Financial year-end struggle
The 15-day window for work-from-home is very crucial for companies given that the financial year ends on March 31 and the activity preceding the deadline involves closing yearly accounts, finalising the tax liabilities and paying taxes. It also entails visiting consultants and government offices for clarity and finalising plans for the next fiscal year. It's also the time when employees are asked to follow up to recover pending dues and bills.

"People burn the midnight oil during this time every year. A series of meetings happen at odd hours. It's a pressure cooker situation which only teamwork can deal with," said a senior finance officer, who must go to the office during the viral outbreak because he holds access to important data and leads a team. He said virtual meetings hardly help when the entire team needs to work together, sitting across the table. "Times are hard, but we are trying to deal with it," he added.

Another employee said his seniors – right from the CMD to VPs of all departments - are attending offices.

"Some of them drive their cars to the office or ensure that the drivers take proper care. They follow social distancing without thinking much of the people who sit at a distance of two to three feet from each other in the working bays," he said.

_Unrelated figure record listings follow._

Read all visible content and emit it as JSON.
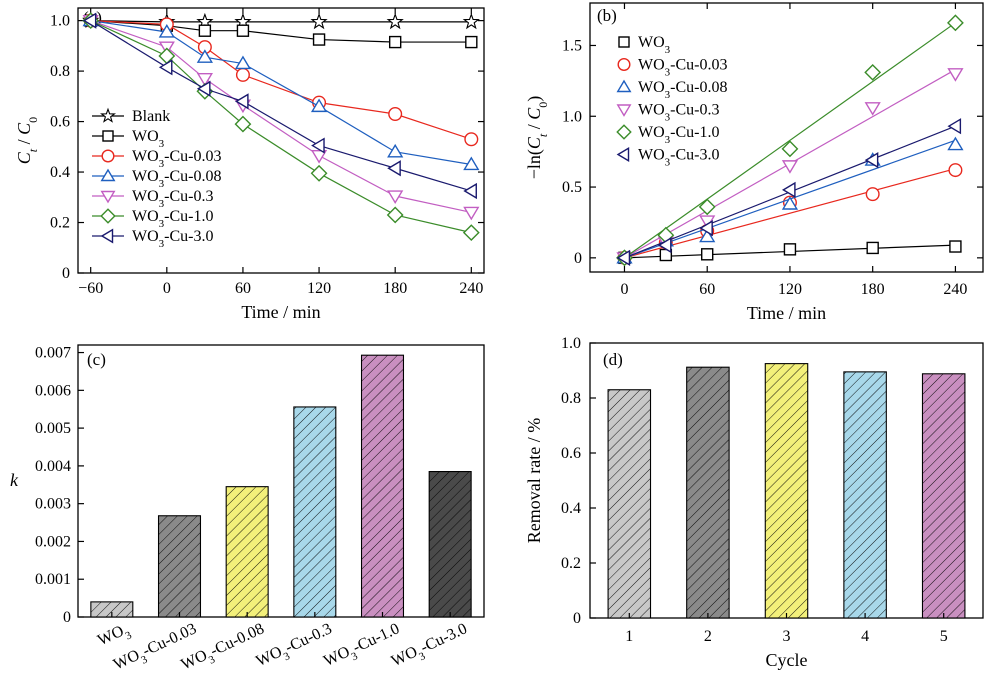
{
  "chart_data": [
    {
      "panel": "(a)",
      "type": "line",
      "xlabel": "Time / min",
      "ylabel_main": "C",
      "ylabel_sub1": "t",
      "ylabel_mid": " / ",
      "ylabel_main2": "C",
      "ylabel_sub2": "0",
      "xlim": [
        -70,
        250
      ],
      "ylim": [
        0,
        1.05
      ],
      "xticks": [
        -60,
        0,
        60,
        120,
        180,
        240
      ],
      "yticks": [
        0,
        0.2,
        0.4,
        0.6,
        0.8,
        1.0
      ],
      "xtick_labels": [
        "−60",
        "0",
        "60",
        "120",
        "180",
        "240"
      ],
      "ytick_labels": [
        "0",
        "0.2",
        "0.4",
        "0.6",
        "0.8",
        "1.0"
      ],
      "x": [
        -60,
        0,
        30,
        60,
        120,
        180,
        240
      ],
      "legend_position": "left",
      "series": [
        {
          "name": "Blank",
          "marker": "star",
          "color": "#000000",
          "values": [
            1.0,
            0.995,
            0.995,
            0.995,
            0.995,
            0.995,
            0.995
          ]
        },
        {
          "name": "WO",
          "name_sub": "3",
          "marker": "square",
          "color": "#000000",
          "values": [
            1.0,
            0.98,
            0.96,
            0.96,
            0.925,
            0.915,
            0.915
          ]
        },
        {
          "name": "WO",
          "name_sub": "3",
          "name_rest": "-Cu-0.03",
          "marker": "circle",
          "color": "#e8281e",
          "values": [
            1.0,
            0.985,
            0.895,
            0.785,
            0.675,
            0.63,
            0.53
          ]
        },
        {
          "name": "WO",
          "name_sub": "3",
          "name_rest": "-Cu-0.08",
          "marker": "triangle-up",
          "color": "#1f5fbf",
          "values": [
            1.0,
            0.955,
            0.855,
            0.83,
            0.66,
            0.48,
            0.43
          ]
        },
        {
          "name": "WO",
          "name_sub": "3",
          "name_rest": "-Cu-0.3",
          "marker": "triangle-down",
          "color": "#c25ec2",
          "values": [
            1.0,
            0.895,
            0.77,
            0.665,
            0.465,
            0.305,
            0.24
          ]
        },
        {
          "name": "WO",
          "name_sub": "3",
          "name_rest": "-Cu-1.0",
          "marker": "diamond",
          "color": "#3b8c2a",
          "values": [
            1.0,
            0.86,
            0.72,
            0.59,
            0.395,
            0.23,
            0.16
          ]
        },
        {
          "name": "WO",
          "name_sub": "3",
          "name_rest": "-Cu-3.0",
          "marker": "triangle-left",
          "color": "#1a1a6e",
          "values": [
            1.0,
            0.815,
            0.73,
            0.68,
            0.505,
            0.415,
            0.325
          ]
        }
      ]
    },
    {
      "panel": "(b)",
      "type": "scatter",
      "xlabel": "Time / min",
      "ylabel_pre": "−ln(",
      "ylabel_main": "C",
      "ylabel_sub1": "t",
      "ylabel_mid": " / ",
      "ylabel_main2": "C",
      "ylabel_sub2": "0",
      "ylabel_post": ")",
      "xlim": [
        -25,
        260
      ],
      "ylim": [
        -0.1,
        1.8
      ],
      "xticks": [
        0,
        60,
        120,
        180,
        240
      ],
      "yticks": [
        0,
        0.5,
        1.0,
        1.5
      ],
      "xtick_labels": [
        "0",
        "60",
        "120",
        "180",
        "240"
      ],
      "ytick_labels": [
        "0",
        "0.5",
        "1.0",
        "1.5"
      ],
      "x": [
        0,
        30,
        60,
        120,
        180,
        240
      ],
      "fit_lines": true,
      "legend_position": "top-left",
      "series": [
        {
          "name": "WO",
          "name_sub": "3",
          "marker": "square",
          "color": "#000000",
          "values": [
            0.0,
            0.02,
            0.025,
            0.06,
            0.07,
            0.08
          ],
          "fit_end": 0.09
        },
        {
          "name": "WO",
          "name_sub": "3",
          "name_rest": "-Cu-0.03",
          "marker": "circle",
          "color": "#e8281e",
          "values": [
            0.0,
            0.11,
            0.19,
            0.39,
            0.45,
            0.62
          ],
          "fit_end": 0.63
        },
        {
          "name": "WO",
          "name_sub": "3",
          "name_rest": "-Cu-0.08",
          "marker": "triangle-up",
          "color": "#1f5fbf",
          "values": [
            0.0,
            0.12,
            0.15,
            0.38,
            0.69,
            0.8
          ],
          "fit_end": 0.83
        },
        {
          "name": "WO",
          "name_sub": "3",
          "name_rest": "-Cu-0.3",
          "marker": "triangle-down",
          "color": "#c25ec2",
          "values": [
            0.0,
            0.11,
            0.26,
            0.65,
            1.06,
            1.3
          ],
          "fit_end": 1.33
        },
        {
          "name": "WO",
          "name_sub": "3",
          "name_rest": "-Cu-1.0",
          "marker": "diamond",
          "color": "#3b8c2a",
          "values": [
            0.0,
            0.16,
            0.36,
            0.77,
            1.31,
            1.66
          ],
          "fit_end": 1.66
        },
        {
          "name": "WO",
          "name_sub": "3",
          "name_rest": "-Cu-3.0",
          "marker": "triangle-left",
          "color": "#1a1a6e",
          "values": [
            0.0,
            0.09,
            0.21,
            0.48,
            0.69,
            0.93
          ],
          "fit_end": 0.93
        }
      ]
    },
    {
      "panel": "(c)",
      "type": "bar",
      "ylabel": "k",
      "ylim": [
        0,
        0.0072
      ],
      "yticks": [
        0,
        0.001,
        0.002,
        0.003,
        0.004,
        0.005,
        0.006,
        0.007
      ],
      "ytick_labels": [
        "0",
        "0.001",
        "0.002",
        "0.003",
        "0.004",
        "0.005",
        "0.006",
        "0.007"
      ],
      "categories": [
        {
          "main": "WO",
          "sub": "3",
          "rest": ""
        },
        {
          "main": "WO",
          "sub": "3",
          "rest": "-Cu-0.03"
        },
        {
          "main": "WO",
          "sub": "3",
          "rest": "-Cu-0.08"
        },
        {
          "main": "WO",
          "sub": "3",
          "rest": "-Cu-0.3"
        },
        {
          "main": "WO",
          "sub": "3",
          "rest": "-Cu-1.0"
        },
        {
          "main": "WO",
          "sub": "3",
          "rest": "-Cu-3.0"
        }
      ],
      "values": [
        0.0004,
        0.00268,
        0.00345,
        0.00556,
        0.00693,
        0.00385
      ],
      "colors": [
        "#c8c8c8",
        "#8a8a8a",
        "#f3f07a",
        "#a8d8ea",
        "#c98fc0",
        "#4a4a4a"
      ]
    },
    {
      "panel": "(d)",
      "type": "bar",
      "xlabel": "Cycle",
      "ylabel": "Removal rate / %",
      "ylim": [
        0,
        1.0
      ],
      "yticks": [
        0,
        0.2,
        0.4,
        0.6,
        0.8,
        1.0
      ],
      "ytick_labels": [
        "0",
        "0.2",
        "0.4",
        "0.6",
        "0.8",
        "1.0"
      ],
      "categories": [
        "1",
        "2",
        "3",
        "4",
        "5"
      ],
      "values": [
        0.83,
        0.912,
        0.925,
        0.895,
        0.888
      ],
      "colors": [
        "#c8c8c8",
        "#8a8a8a",
        "#f3f07a",
        "#a8d8ea",
        "#c98fc0"
      ]
    }
  ]
}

Health min seeks CSR funds
On Tuesday, Maharashtra's public health minister Rajesh Tope met with several corporate leaders to seek CSR funds and also requested them to reduce office attendance.

A government statement said Yash Mahdik (Lupin), Manu Wadhwa (Sony Pictures), Vikram Tandon (HSBC Bank), Rajiv Mestry (Cipla), DR K J Kamat (L&T), Aditya Priyadarshn (Accenture), Anchal Khanna (SHRM), Minakshi Priyam (GlaxoSmithKline), Madhavi Lall (Deutsche Bank), Priti Chopra (Aditya Birla Group), Sarthak Ranade and Rakesh Sahani (Johnson & Johnson), Saurabha Singh (ICICI Bank), B Senthilnathan (Citi Bank), Seema Nair (Reliance Industries) and Dr Mukesh Gupta (Le'Nest) were present at the meeting.'

50%
Max attendance as mandated by BMC

BMC yet to reduce non-essential staff

THE BMC has 1 lakh employees across the city in its 24 ward offices, hospitals, fire brigade, engineer hub etc. While it looks after essential services like health, fire brigade, water supply, solid waste management, sewerage, disaster management etc, it has some departments where the staff doesn't have such duties.
"The BMC should act fast for its own employees too. While the decision has been taken to close biometric attendance on Sunday, we still haven't got a copy of the order," said an employee.

"The BMC has instructed corporates to reduce staff but it should also look at its own employees. There are many departments like education, heritage, building proposals, real estate, etc, that don't have urgent or essential work as of now, " said Ravi Raja, leader of the opposition.

"We don't have instructions to reduce employee numbers, so we haven't taken any action on it," said Milind Sawant, joint commissioner of the general administration of BMC.
In a circular on Wednesday, the BMC restricted entry in all its offices to outsiders. The process of issuing passes has been stopped until further notice. All complaints regarding essential services will be registered via telephone, or email, or written letters.